So it was interesting to see Dick’s Sporting Goods, the chain with around 10% of the US fishing retail market, open the first of its new concept stores last week. Located in Victor, New York, the store is the biggest of it’s 800-plus nationwide portfolio.
In addition to 100,000 square feet of traditional space, the sprawling complex also has a 17,000 square foot outdoor sports field, running track, golfing bays, putting green, rock climbing wall, batting cage and a health and wellness centre. Dick’s logic is to lure people in who don’t necessarily want to buy, but who may be persuaded to do so by the environment and the experience.
The link is the way the experience relates to the company’s products and creates the association with Dick’s, says Richard Kestenbaum, a partner at Triangle Capital, a specialist in mergers, acquisitions and capital raising for consumer-related businesses.
“The idea is the same one that makes you shop when you’re on vacation; you don’t go to Las Vegas or Orlando for the sole purpose of shopping, but there’s a good chance that you’ll come home with a new handbag or a hat with mouse ears. Like those vacation destinations, Dick’s is trying to build a side door into your wallet.”

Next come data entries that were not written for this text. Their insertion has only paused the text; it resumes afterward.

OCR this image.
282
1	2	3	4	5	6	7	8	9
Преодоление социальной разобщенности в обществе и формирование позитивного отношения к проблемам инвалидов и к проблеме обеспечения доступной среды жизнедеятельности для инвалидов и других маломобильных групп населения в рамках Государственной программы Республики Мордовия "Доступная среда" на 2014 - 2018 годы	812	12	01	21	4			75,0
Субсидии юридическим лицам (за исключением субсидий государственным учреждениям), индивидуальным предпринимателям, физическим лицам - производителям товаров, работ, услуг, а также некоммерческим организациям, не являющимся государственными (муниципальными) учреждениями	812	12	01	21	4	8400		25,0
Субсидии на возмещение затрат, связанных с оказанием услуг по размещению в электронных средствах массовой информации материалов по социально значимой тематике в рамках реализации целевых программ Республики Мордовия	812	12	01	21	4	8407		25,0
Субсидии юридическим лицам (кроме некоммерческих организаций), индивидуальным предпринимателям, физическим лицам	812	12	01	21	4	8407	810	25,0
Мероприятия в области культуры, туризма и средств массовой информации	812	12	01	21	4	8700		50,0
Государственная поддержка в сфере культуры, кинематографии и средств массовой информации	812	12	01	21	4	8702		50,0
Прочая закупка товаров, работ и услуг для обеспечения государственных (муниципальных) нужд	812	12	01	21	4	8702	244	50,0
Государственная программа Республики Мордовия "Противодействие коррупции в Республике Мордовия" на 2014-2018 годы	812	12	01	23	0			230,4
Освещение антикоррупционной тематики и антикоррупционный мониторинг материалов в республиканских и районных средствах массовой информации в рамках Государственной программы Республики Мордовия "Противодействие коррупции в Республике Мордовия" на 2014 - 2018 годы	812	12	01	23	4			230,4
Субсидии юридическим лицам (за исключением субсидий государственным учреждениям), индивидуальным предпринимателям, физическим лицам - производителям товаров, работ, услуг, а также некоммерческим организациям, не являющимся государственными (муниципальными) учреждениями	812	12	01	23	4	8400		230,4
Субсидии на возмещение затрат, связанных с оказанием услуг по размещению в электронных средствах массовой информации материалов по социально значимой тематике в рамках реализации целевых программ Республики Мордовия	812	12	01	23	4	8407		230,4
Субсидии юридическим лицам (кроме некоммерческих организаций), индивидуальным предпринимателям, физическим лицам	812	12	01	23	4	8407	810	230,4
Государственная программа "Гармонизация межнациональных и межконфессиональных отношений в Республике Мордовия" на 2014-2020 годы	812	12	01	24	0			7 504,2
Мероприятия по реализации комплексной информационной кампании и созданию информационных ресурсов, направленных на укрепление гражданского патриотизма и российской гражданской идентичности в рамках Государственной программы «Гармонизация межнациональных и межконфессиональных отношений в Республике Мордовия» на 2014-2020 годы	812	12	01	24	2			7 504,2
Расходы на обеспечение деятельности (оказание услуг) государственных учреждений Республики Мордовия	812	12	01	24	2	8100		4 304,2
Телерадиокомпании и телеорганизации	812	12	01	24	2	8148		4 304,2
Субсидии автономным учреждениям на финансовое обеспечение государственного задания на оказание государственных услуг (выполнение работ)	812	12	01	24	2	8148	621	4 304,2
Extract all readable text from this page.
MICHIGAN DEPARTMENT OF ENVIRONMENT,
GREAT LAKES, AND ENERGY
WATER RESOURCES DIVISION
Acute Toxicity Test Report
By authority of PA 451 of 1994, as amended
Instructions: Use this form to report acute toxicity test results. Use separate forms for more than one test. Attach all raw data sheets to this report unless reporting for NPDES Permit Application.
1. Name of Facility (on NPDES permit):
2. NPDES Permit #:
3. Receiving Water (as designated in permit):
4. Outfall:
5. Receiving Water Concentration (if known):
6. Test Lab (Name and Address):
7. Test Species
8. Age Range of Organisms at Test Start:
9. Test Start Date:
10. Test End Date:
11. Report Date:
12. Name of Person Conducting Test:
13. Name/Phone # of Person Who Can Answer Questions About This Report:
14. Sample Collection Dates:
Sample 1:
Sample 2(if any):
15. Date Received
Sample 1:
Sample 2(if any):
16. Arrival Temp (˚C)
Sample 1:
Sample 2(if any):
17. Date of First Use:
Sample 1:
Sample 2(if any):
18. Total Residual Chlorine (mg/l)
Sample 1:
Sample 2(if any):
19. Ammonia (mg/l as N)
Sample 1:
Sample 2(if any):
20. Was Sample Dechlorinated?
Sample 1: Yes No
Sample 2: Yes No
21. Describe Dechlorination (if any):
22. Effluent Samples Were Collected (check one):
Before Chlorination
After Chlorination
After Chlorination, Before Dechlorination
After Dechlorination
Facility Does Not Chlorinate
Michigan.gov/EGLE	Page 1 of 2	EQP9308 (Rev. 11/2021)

Dick’s commitment to and investment in large physical stores is all the more interesting given that the trend, according to CEOs spoken to by Kestenbaum, is towards fewer and smaller premises. He also ponders the route of large stores collaborating with other retailers and brands to fill floor space and cross-sell to similar consumer demographics.
These may be routes for some, but Westenbaum speculates that another answer could lie in giving consumers a reason to come in whether they are in buying mode or not. Dick’s new store may prove the theory. While the concept is clearly difficult in some markets, it’s easier to make a connection between sports products and related activities.
“For retailers that can make it work, it means more sales in-store,” says Kestenbaum. “But that’s not all; it also means that the brand is more likely to be top-of-mind when consumers shop online and that means more sales and profits overall.
“The fundamental question is: what is a store for? If the answer is only to sell products, then the new Dick’s store doesn’t make sense and it will fail. But if the answer is to build a brand, to entertain, to keep consumers engaged so that they think of the brand whenever they need a relevant product, then it is part of the answer.
“It also means that we are in for some new stores that will be different and more innovative than anything ever seen before.”